DATES June 27, 1962 through January 27, 1963
ORGANIZING DEPARTMENT European Painting and Sculpture
COLLECTIONS European Art
  • June 19, 1962 The 54 prints, mostly engravings, in The Brooklyn Museum Exhibition, HOGARTH’S VIEWS OF LONDON, opening June 27, show the great diversity and artful sensationalism of the great satirist, designer and draughtsman of the 18th century. William Hogarth, the amazing genius of the one man show in Brooklyn, was born in 1697 and died in 1764 and, during his lifetime he depicted the follies, moralities and hypocrisies of his time. “His work,” commented Una E. Johnson, Curator of Prints and Drawings at The Brooklyn Museum, “is a visual essay on London society and morals, and neither cockney nor lord escaped his scathing pen.”

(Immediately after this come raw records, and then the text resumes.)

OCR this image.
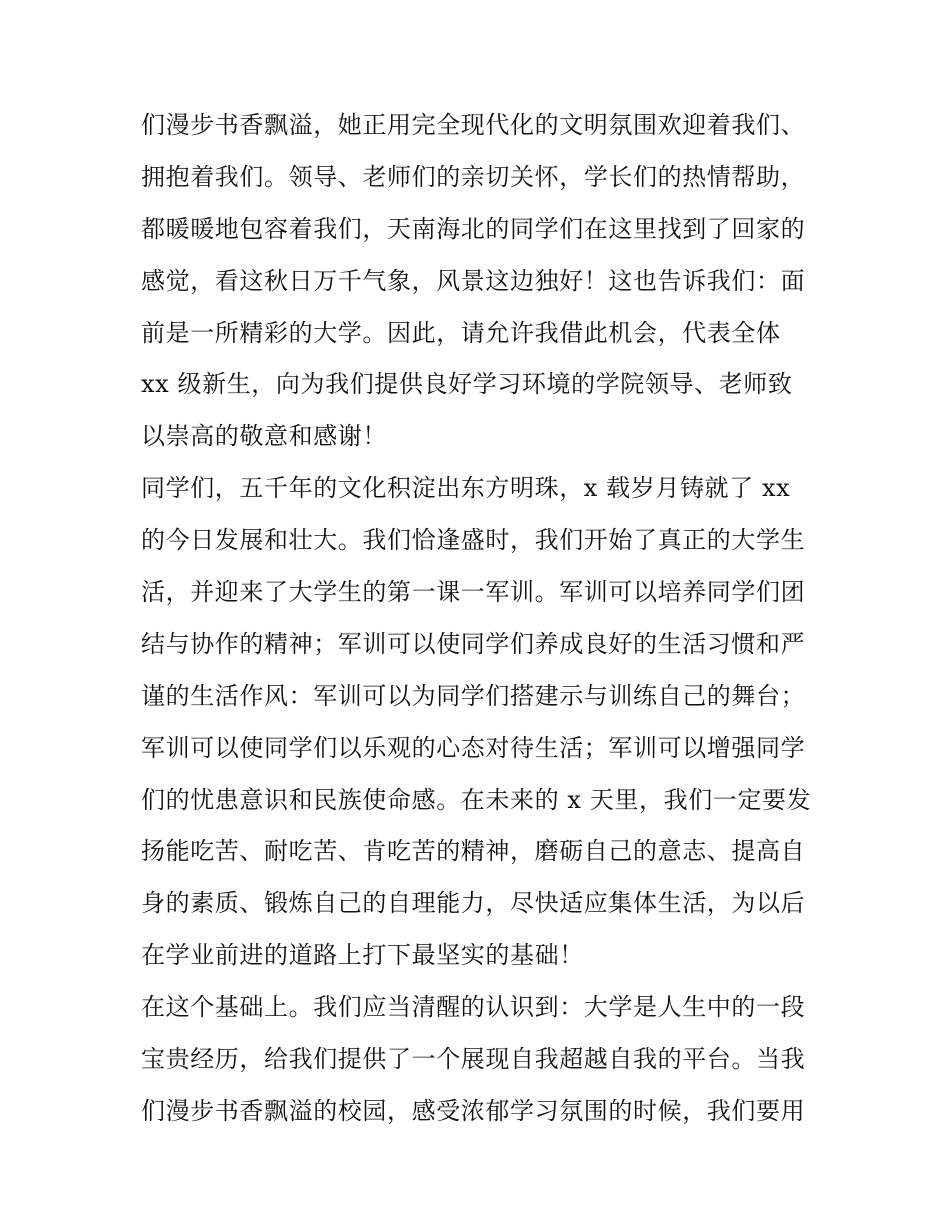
们漫步书香飘溢，她正用完全现代化的文明氛围欢迎着我们、
拥抱着我们。领导、老师们的亲切关怀，学长们的热情帮助，
都暖暖地包容着我们，天南海北的同学们在这里找到了回家的
感觉，看这秋日万千气象，风景这边独好！这也告诉我们：面
前是一所精彩的大学。因此，请允许我借此机会，代表全体
xx 级新生，向为我们提供良好学习环境的学院领导、老师致
以崇高的敬意和感谢！
同学们，五千年的文化积淀出东方明珠，x 载岁月铸就了 xx
的今日发展和壮大。我们恰逢盛时，我们开始了真正的大学生
活，并迎来了大学生的第一课一军训。军训可以培养同学们团
结与协作的精神；军训可以使同学们养成良好的生活习惯和严
谨的生活作风：军训可以为同学们搭建示与训练自己的舞台；
军训可以使同学们以乐观的心态对待生活；军训可以增强同学
们的忧患意识和民族使命感。在未来的 x 天里，我们一定要发
扬能吃苦、耐吃苦、肯吃苦的精神，磨砺自己的意志、提高自
身的素质、锻炼自己的自理能力，尽快适应集体生活，为以后
在学业前进的道路上打下最坚实的基础！
在这个基础上。我们应当清醒的认识到：大学是人生中的一段
宝贵经历，给我们提供了一个展现自我超越自我的平台。当我
们漫步书香飘溢的校园，感受浓郁学习氛围的时候，我们要用
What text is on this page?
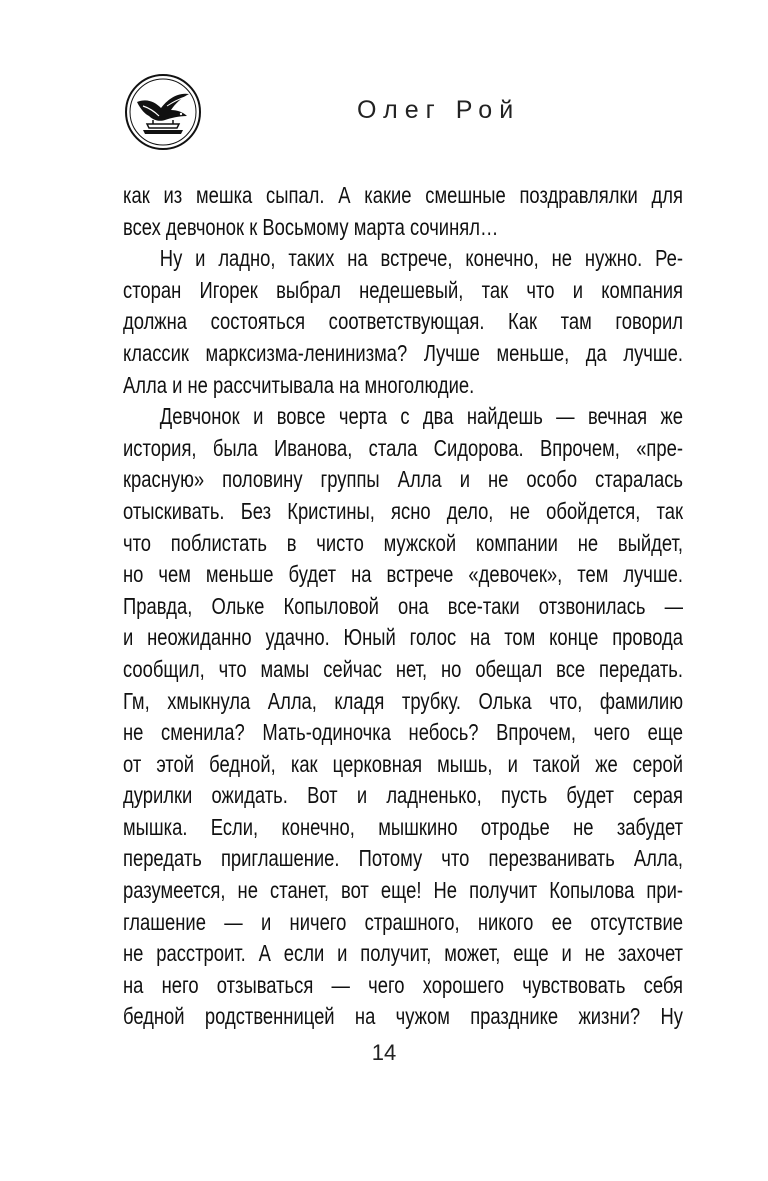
Олег Рой
как из мешка сыпал. А какие смешные поздравлялки для
всех девчонок к Восьмому марта сочинял…
Ну и ладно, таких на встрече, конечно, не нужно. Ре-
сторан Игорек выбрал недешевый, так что и компания
должна состояться соответствующая. Как там говорил
классик марксизма-ленинизма? Лучше меньше, да лучше.
Алла и не рассчитывала на многолюдие.
Девчонок и вовсе черта с два найдешь — вечная же
история, была Иванова, стала Сидорова. Впрочем, «пре-
красную» половину группы Алла и не особо старалась
отыскивать. Без Кристины, ясно дело, не обойдется, так
что поблистать в чисто мужской компании не выйдет,
но чем меньше будет на встрече «девочек», тем лучше.
Правда, Ольке Копыловой она все-таки отзвонилась —
и неожиданно удачно. Юный голос на том конце провода
сообщил, что мамы сейчас нет, но обещал все передать.
Гм, хмыкнула Алла, кладя трубку. Олька что, фамилию
не сменила? Мать-одиночка небось? Впрочем, чего еще
от этой бедной, как церковная мышь, и такой же серой
дурилки ожидать. Вот и ладненько, пусть будет серая
мышка. Если, конечно, мышкино отродье не забудет
передать приглашение. Потому что перезванивать Алла,
разумеется, не станет, вот еще! Не получит Копылова при-
глашение — и ничего страшного, никого ее отсутствие
не расстроит. А если и получит, может, еще и не захочет
на него отзываться — чего хорошего чувствовать себя
бедной родственницей на чужом празднике жизни? Ну
14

    The Brooklyn Museum’s collection of Hogarth’s prints, considered to be one of the most complete in this country, was the bequest of Samuel E. Haslett in 1922. The earliest print in the Exhibition is THE LOTTERY, completed by the artist in 1721, when he was 24 years old, the last print, THE BENCH was completed the day before the artist’s death on October 25, 1764. Works of the prolific genius from the years between, in the Exhibition, will include selections from his famous series, A RAKE’S PROGRESS, HUDEBRAS, INDUSTRY AND IDLENESS, A HARLOT’ S PROGRESS and FOUR TIMES A DAY.

    The idea to create story-telling series occur[r]ed to the artist during his study of the stage which, with particular inspiration from a production of “The Beggar’s Opera,” taught him the value of dramatic gestures, from which he developed the representation of figures in action in a series of pictures derived from low life in London and arranged as scenes in a play. They were engraved under the title A HARLOT’S PROGRESS with the hope of stimulating moral reformation. In the artist’s own words “I wish to compose pictures similar to representations on the stage. My picture is my stage, and men and women my players, who by means of certain actions and gestures are to exhibit a dumb show.... I therefore turned my thoughts to a still more novel mode, painting and engraving modern moral subjects, a field not broken up in any country or age.”

    Only pictures created by Hogarth himself, and not those completed in collaboration with other artists, will be seen in The Brooklyn Museum show, which will be on exhibition in the second floor Print Galleries through January 27, 1963.

    Brooklyn Museum Archives. Records of the Department of Public Information. Press releases, 1953 - 1970. 1962, 038-39.